How to Win with Framing

Our response to fear has never left us, our primal brains still overreact to fear of loss.

This overreaction in the brain prevents us from thinking straight.

A client will generally have to think a little bit longer about what they will gain from your proposal, but they will understand what they stand to lose
far more quickly.

It’s as if they can’t help themselves.

But Loss aversion effect works both ways: you can also use it to control a prospect’s attention.

Here are some examples of the loss aversion effect in play:

  • When properties are auctioned, as a bidder starts to bid on the property and a competitive bidder joins, you will often see the first bidder quickly increase their bids as they don’t want to miss out.

  • A car salesman offers you a deal that they say is a one time offer which will be withdrawn you if you leave the dealership. So now you don’t want to lose the deal.

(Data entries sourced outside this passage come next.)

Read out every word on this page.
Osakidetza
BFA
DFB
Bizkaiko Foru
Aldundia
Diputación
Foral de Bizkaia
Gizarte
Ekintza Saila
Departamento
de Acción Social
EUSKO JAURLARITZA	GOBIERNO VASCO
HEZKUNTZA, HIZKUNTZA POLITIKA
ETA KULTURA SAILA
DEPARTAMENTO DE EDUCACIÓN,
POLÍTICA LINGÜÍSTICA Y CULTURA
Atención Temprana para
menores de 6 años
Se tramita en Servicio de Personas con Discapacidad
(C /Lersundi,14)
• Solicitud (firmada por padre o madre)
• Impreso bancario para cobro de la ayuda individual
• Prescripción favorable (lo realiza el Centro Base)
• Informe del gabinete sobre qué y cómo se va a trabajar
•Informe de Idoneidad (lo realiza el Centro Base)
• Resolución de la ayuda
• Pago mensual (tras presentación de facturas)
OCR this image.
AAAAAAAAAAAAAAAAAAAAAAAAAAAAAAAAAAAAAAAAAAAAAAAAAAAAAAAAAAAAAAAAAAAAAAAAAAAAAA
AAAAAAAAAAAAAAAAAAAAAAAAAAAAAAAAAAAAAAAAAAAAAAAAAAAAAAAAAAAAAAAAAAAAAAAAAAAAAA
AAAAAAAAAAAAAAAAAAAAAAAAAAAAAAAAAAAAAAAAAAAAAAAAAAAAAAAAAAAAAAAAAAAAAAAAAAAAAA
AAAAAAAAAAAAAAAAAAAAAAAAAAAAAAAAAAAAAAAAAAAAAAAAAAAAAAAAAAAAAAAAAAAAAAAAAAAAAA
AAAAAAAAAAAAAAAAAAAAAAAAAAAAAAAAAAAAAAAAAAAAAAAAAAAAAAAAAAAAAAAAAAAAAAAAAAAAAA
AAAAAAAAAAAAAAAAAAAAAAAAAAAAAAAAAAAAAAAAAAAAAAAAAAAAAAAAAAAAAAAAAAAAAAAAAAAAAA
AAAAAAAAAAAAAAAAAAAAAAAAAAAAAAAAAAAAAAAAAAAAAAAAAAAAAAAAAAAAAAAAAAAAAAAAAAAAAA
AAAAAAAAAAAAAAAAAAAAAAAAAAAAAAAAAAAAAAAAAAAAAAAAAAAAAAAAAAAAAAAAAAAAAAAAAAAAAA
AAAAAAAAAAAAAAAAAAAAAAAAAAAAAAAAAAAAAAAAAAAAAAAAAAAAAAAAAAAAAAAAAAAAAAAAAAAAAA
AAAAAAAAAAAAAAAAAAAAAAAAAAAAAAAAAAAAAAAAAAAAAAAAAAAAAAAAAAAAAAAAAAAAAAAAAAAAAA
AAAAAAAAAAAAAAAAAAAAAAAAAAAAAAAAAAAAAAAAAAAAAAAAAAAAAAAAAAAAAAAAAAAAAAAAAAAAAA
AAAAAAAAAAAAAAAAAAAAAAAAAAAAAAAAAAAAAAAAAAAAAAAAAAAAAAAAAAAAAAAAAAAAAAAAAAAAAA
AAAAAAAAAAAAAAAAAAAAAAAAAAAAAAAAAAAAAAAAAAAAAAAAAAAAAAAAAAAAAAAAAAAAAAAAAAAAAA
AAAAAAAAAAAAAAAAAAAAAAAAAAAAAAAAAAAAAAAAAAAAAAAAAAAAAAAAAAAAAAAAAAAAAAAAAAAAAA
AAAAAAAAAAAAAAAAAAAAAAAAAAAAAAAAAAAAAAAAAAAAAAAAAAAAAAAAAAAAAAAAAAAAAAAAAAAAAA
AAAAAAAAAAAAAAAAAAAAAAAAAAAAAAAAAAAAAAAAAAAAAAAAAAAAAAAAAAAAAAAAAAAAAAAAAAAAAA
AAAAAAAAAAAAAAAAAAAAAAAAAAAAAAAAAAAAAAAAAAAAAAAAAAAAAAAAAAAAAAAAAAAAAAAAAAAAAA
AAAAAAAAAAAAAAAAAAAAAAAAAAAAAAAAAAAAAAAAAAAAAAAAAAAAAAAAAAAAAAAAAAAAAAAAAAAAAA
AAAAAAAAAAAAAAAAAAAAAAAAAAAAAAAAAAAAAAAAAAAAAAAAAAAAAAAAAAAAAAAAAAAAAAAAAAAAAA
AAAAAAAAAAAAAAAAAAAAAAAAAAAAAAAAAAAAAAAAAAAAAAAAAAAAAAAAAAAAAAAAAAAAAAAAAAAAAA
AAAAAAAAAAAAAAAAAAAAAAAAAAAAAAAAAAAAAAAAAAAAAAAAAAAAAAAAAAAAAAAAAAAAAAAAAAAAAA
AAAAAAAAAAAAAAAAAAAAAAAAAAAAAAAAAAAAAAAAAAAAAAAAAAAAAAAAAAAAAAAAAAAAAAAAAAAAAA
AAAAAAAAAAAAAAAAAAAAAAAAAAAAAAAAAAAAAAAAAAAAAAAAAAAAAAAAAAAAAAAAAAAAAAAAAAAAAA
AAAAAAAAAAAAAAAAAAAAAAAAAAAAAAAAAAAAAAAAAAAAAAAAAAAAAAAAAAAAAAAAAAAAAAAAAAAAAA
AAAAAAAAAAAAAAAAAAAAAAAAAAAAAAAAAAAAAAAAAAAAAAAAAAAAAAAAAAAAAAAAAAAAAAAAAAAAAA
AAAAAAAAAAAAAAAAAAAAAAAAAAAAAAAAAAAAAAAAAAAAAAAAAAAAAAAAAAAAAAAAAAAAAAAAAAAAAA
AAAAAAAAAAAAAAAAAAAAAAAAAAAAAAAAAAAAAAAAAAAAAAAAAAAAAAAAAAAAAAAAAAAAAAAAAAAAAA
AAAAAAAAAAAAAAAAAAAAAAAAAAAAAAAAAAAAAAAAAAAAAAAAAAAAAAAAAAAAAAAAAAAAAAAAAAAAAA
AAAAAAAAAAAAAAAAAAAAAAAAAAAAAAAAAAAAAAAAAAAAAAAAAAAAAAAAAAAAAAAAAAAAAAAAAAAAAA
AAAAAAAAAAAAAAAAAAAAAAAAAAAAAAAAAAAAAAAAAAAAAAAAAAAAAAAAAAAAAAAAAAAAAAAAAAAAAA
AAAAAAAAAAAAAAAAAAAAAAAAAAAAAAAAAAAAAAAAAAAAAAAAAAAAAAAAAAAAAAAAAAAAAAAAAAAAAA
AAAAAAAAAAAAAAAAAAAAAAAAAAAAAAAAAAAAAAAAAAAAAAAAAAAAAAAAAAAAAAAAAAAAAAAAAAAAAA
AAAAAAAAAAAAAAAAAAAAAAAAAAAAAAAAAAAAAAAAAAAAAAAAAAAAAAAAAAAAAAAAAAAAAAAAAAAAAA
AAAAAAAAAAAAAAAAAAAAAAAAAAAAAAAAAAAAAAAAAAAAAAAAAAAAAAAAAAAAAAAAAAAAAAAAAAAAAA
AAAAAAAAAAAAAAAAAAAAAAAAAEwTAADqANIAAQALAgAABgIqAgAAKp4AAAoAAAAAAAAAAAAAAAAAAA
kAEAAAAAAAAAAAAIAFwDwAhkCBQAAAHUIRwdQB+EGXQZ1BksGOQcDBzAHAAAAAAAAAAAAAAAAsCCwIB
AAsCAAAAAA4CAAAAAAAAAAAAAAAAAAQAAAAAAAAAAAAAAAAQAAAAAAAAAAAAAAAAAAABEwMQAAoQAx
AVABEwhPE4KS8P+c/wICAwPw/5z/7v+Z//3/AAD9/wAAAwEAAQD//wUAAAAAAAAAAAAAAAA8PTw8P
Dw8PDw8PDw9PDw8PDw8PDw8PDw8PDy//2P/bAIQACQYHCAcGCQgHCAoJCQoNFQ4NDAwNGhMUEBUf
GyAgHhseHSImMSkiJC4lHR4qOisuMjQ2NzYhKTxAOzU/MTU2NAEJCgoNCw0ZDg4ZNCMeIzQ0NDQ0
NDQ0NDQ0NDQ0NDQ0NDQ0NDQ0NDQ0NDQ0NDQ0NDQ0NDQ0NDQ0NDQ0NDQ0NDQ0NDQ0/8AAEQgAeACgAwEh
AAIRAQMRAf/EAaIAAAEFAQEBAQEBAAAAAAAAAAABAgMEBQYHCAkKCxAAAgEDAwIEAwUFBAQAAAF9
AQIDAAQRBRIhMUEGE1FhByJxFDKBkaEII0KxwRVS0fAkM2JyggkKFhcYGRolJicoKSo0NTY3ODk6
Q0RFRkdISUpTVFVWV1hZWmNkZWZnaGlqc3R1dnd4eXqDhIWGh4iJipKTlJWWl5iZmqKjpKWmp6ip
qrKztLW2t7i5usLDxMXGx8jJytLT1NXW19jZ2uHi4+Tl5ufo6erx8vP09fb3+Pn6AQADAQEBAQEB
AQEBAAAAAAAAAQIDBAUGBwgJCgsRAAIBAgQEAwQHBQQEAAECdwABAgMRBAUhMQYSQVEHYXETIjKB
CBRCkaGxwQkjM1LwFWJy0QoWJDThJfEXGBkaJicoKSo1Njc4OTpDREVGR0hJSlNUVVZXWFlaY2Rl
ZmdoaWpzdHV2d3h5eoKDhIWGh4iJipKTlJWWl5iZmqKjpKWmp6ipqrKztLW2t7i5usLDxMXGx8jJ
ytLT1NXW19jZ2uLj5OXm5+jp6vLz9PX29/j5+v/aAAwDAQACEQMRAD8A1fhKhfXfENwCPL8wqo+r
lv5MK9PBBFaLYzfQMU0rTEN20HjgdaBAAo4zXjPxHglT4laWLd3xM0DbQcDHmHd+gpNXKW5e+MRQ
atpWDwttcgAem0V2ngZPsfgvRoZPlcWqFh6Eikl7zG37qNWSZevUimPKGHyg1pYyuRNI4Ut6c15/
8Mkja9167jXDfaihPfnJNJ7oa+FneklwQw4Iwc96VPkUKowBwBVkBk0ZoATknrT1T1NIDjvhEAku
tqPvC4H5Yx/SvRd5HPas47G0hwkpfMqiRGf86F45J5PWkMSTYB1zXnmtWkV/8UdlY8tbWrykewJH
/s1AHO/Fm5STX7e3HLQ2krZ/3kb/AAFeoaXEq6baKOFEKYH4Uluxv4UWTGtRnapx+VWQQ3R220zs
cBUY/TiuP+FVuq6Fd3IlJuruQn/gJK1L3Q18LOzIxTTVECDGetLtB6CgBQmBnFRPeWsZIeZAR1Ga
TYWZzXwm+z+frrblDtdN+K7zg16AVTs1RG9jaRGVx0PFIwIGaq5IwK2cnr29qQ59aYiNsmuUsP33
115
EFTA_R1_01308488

  • We tend to hoard things that we don’t need for years, yet we won’t throw them out.


A study conducted by the University of California, Santa Cruz involved salespeople from a power company selling free energy audits to home owners.

Half of the owners were told ‘If you insulate your home, you’ll save X dollars per day’.

The pitch was reversed for the other half who were told ‘If you don’t insulate your home you will lose X dollars per day’.

Both of these statements are the same, yet the ones that were told that they would lose were more motivated to take action.

The takeaway for sales people: when presenting, show how your solution will prevent losses, then present what a prospect stands to gain.

In negotiation this is called framing. It’s important that you frame your numbers in a way that the client understands the potential loss more than the potential gain, especially when summarising at the end.